The do really well in areas like middle America where the options are limited. I am not surprised they are doing so well.

taytus · on Oct 14, 2020

This is what funding allows. You don't desperately need to be a super success because you have reserves feeding that growth.

mkrazzledazzle · on Oct 14, 2020

Bruh you just don’t get how funding works

ivanbakel · on Oct 14, 2020

A very nice writeup, but (no offense) "tens of seconds" per image? Maybe I haven't understood the technical challenges well enough, but processing an image of 60,000 pixels should surely be much faster than that. What would the cost center of such a process even be - building the superpixels?

thdrdt · on Oct 14, 2020

Exacty what I was thinking. Some years ago I also tried this and had great results by just resizing the image first to something like 100x100 pixels.

avereveard · on Oct 14, 2020

resizing is quite disruptive to patterns

we got good results for that specific failure mode with random sampling.

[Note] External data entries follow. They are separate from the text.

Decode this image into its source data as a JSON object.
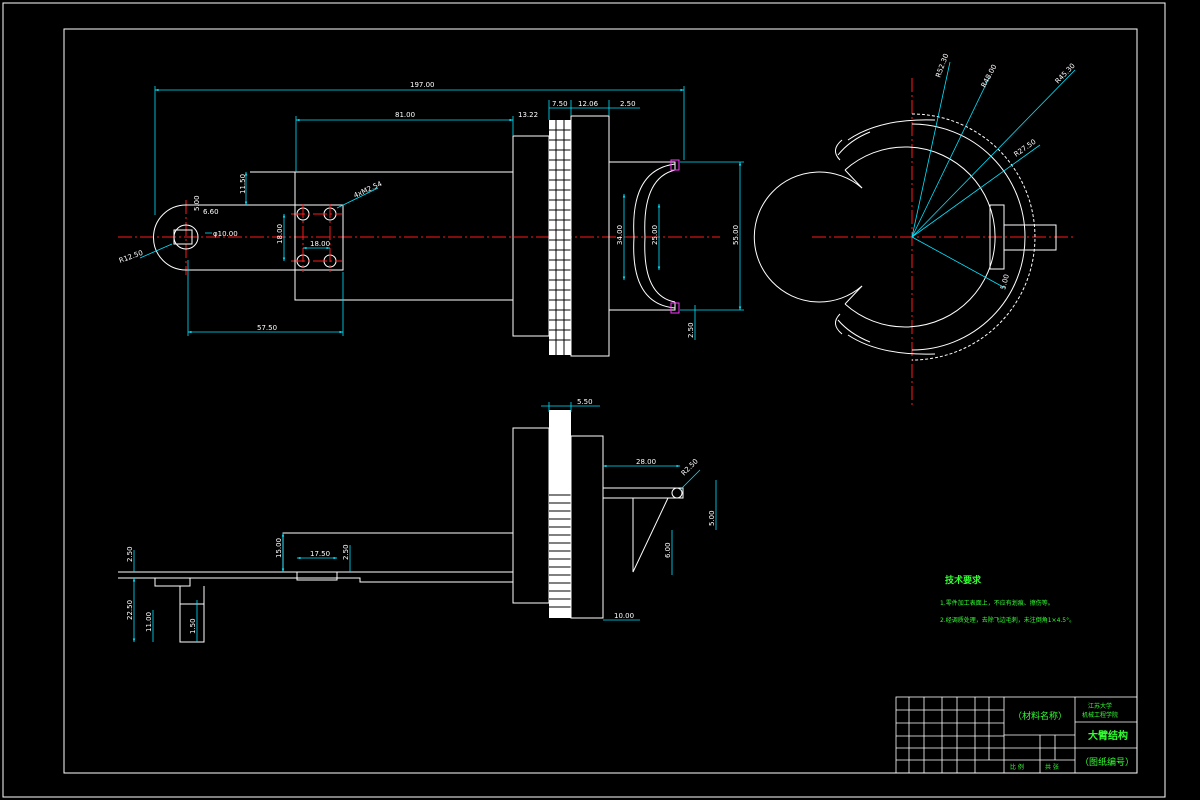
{
  "drawing": {
    "dimensions": {
      "overall_length": "197.00",
      "body_length": "81.00",
      "d13_22": "13.22",
      "d7_50": "7.50",
      "d12_06": "12.06",
      "d2_50_top": "2.50",
      "d11_50": "11.50",
      "d5_00": "5.00",
      "d6_60": "6.60",
      "phi10": "φ10.00",
      "r12_50": "R12.50",
      "holes": "4xM2.54",
      "d18_00_v": "18.00",
      "d18_00_h": "18.00",
      "d57_50": "57.50",
      "d34_00": "34.00",
      "d25_00": "25.00",
      "d55_00": "55.00",
      "d2_50_right": "2.50",
      "r52_30": "R52.30",
      "r48_00": "R48.00",
      "r45_30": "R45.30",
      "r27_50": "R27.50",
      "d5_00_gear": "5.00",
      "d5_50": "5.50",
      "d28_00": "28.00",
      "r2_50": "R2.50",
      "d5_00_side": "5.00",
      "d6_00": "6.00",
      "d10_00": "10.00",
      "d2_50_a": "2.50",
      "d15_00": "15.00",
      "d17_50": "17.50",
      "d2_50_b": "2.50",
      "d22_50": "22.50",
      "d11_00": "11.00",
      "d1_50": "1.50"
    },
    "tech_requirements": {
      "title": "技术要求",
      "line1": "1.零件加工表面上，不应有划痕、擦伤等。",
      "line2": "2.经调质处理，去除飞边毛刺，未注倒角1×4.5°。"
    },
    "title_block": {
      "material": "（材料名称）",
      "school_line1": "江苏大学",
      "school_line2": "机械工程学院",
      "part_name": "大臂结构",
      "drawing_no": "（图纸编号）",
      "ratio": "比 例",
      "sheet": "共 张"
    }
  }
}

how much samples to take require some tuning, but you can use the image data itself to facilitate the tuning part by exiting the random sampling when the deviation of sampled pixels is below a factor proportional to samples/totals

rasz · on Oct 14, 2020

Probably the result of using python for number crunching.

m12k · on Oct 14, 2020

In game development there are already pretty mature photogrammetry techniques that reverse engineer the lighting and shadow conditions of a scene in order to "subtract" these from objects in the scene so you can get the neutral albedo of their surfaces (this is needed for physically based rendering, so the texture in the game engine is doesn't have highlights or shadows baked into it, and can thus get applied dynamically by the engine instead based on the ingame surroundings). It'd be interesting to see if a technique like that could be applied here too. And on the flipside, if you want to do this using ML, rendered images from a game engine/blender could be used for generating large amounts of training data with perfectly defined "ground truth" colors already known.

maverwa · on Oct 14, 2020

I always thought that these techniques only work because they use multiple viewpoints of the same object (with the same lightning), can infer topography from these and then, knowing that, can "figure out" the lighting. Would be nice to know how well this would work with just very few images, maybe even with different positions, let alone a single image.

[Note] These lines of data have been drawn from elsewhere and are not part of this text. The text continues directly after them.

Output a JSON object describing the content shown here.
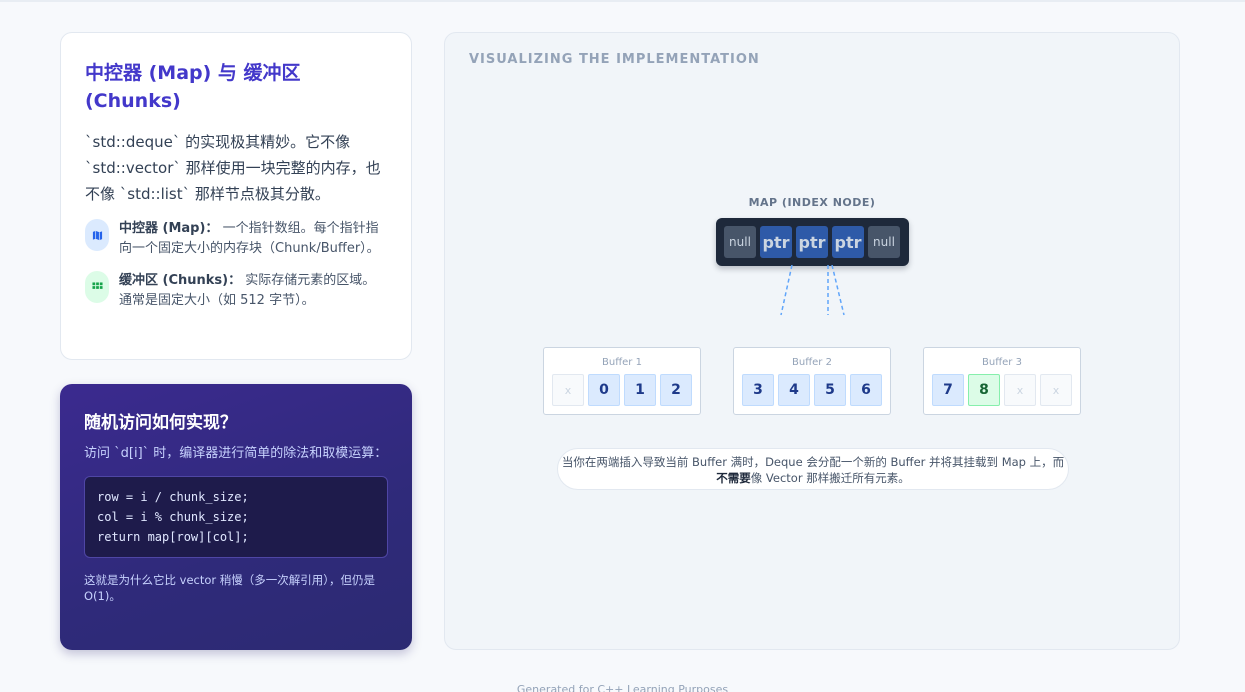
{
  "info": {
    "title": "中控器 (Map) 与 缓冲区 (Chunks)",
    "desc": "`std::deque` 的实现极其精妙。它不像 `std::vector` 那样使用一块完整的内存，也不像 `std::list` 那样节点极其分散。",
    "bullets": [
      {
        "icon": "map-icon",
        "term": "中控器 (Map)：",
        "text": " 一个指针数组。每个指针指向一个固定大小的内存块（Chunk/Buffer）。"
      },
      {
        "icon": "grid-icon",
        "term": "缓冲区 (Chunks)：",
        "text": " 实际存储元素的区域。通常是固定大小（如 512 字节）。"
      }
    ]
  },
  "random_access": {
    "title": "随机访问如何实现？",
    "desc": "访问 `d[i]` 时，编译器进行简单的除法和取模运算：",
    "code": [
      "row = i / chunk_size;",
      "col = i % chunk_size;",
      "return map[row][col];"
    ],
    "note": "这就是为什么它比 vector 稍慢（多一次解引用），但仍是 O(1)。"
  },
  "viz": {
    "heading": "VISUALIZING THE IMPLEMENTATION",
    "map_label": "MAP (INDEX NODE)",
    "map_cells": [
      "null",
      "ptr",
      "ptr",
      "ptr",
      "null"
    ],
    "buffers": [
      {
        "label": "Buffer 1",
        "cells": [
          "x",
          "0",
          "1",
          "2"
        ]
      },
      {
        "label": "Buffer 2",
        "cells": [
          "3",
          "4",
          "5",
          "6"
        ]
      },
      {
        "label": "Buffer 3",
        "cells": [
          "7",
          "8",
          "x",
          "x"
        ]
      }
    ],
    "note_before": "当你在两端插入导致当前 Buffer 满时，Deque 会分配一个新的 Buffer 并将其挂载到 Map 上，而",
    "note_bold": "不需要",
    "note_after": "像 Vector 那样搬迁所有元素。"
  },
  "footer": "Generated for C++ Learning Purposes",
  "colors": {
    "accent": "#4338ca",
    "purple_card": "#2f2a7a",
    "map_bg": "#1e293b",
    "ptr_cell": "#2e5aa8",
    "value_cell": "#dbeafe",
    "new_cell": "#dcfce7"
  }
}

helloiloveyou · on Oct 14, 2020

I also had to implement something similar to this and wrote about it: https://www.mikealche.com/software-development/how-to-implem...

Waterluvian · on Oct 14, 2020

Is all of this because the images they have of their own products aren’t taken with so much light fill that all shadows are removed?

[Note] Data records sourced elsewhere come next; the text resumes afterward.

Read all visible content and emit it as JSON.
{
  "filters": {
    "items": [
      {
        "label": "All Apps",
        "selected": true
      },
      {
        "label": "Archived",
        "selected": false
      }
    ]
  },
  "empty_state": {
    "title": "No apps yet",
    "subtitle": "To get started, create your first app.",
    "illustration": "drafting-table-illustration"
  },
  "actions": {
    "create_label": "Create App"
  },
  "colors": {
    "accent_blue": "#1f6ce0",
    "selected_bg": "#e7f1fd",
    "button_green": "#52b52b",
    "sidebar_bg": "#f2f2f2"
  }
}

Like without any shadows doesn’t this become a more trivial problem?

wffurr · on Oct 14, 2020

If they could control the photo taking process, couldn't they also just have the photo takers label the colors as well?

Agentlien · on Oct 14, 2020

That reminds me of photogrammetry for environments in games. Sometimes when you take, photos of an environment you include an object of known size and a spectrum of known colours for reference.

Waterluvian · on Oct 14, 2020

Good point. Just colour gun boom boom.

chris_st · on Oct 14, 2020

Really wish those lovely visualizations in the "Part 1" had pause buttons... some of the transitions are just too fast.

im3w1l · on Oct 14, 2020

For the shadows, maybe consider a method where first take a picture with light from one direction, then from a different direction. This could be done automatically by toggling multiple light sources quickly.

tincholio · on Oct 14, 2020

Or, using a proper lighting setup, so as to minimize shadows. This would likely solve most of their shadow-related problems.

contravariant · on Oct 14, 2020

You could also cluster first purely on colour (using the xy part of the xyY colourspace). For greyscale clothing you might then need to see if some colour has clearly separate shades, but that's going to be tricky without a proper understanding of shadows.

Atomskun · on Oct 15, 2020

One could also remove the expected shadow values (and hues) depending on the color of the clothing and the color of the light, at least approximately.

Should work as long as there aren't complicated interactions of the material with light that hits it.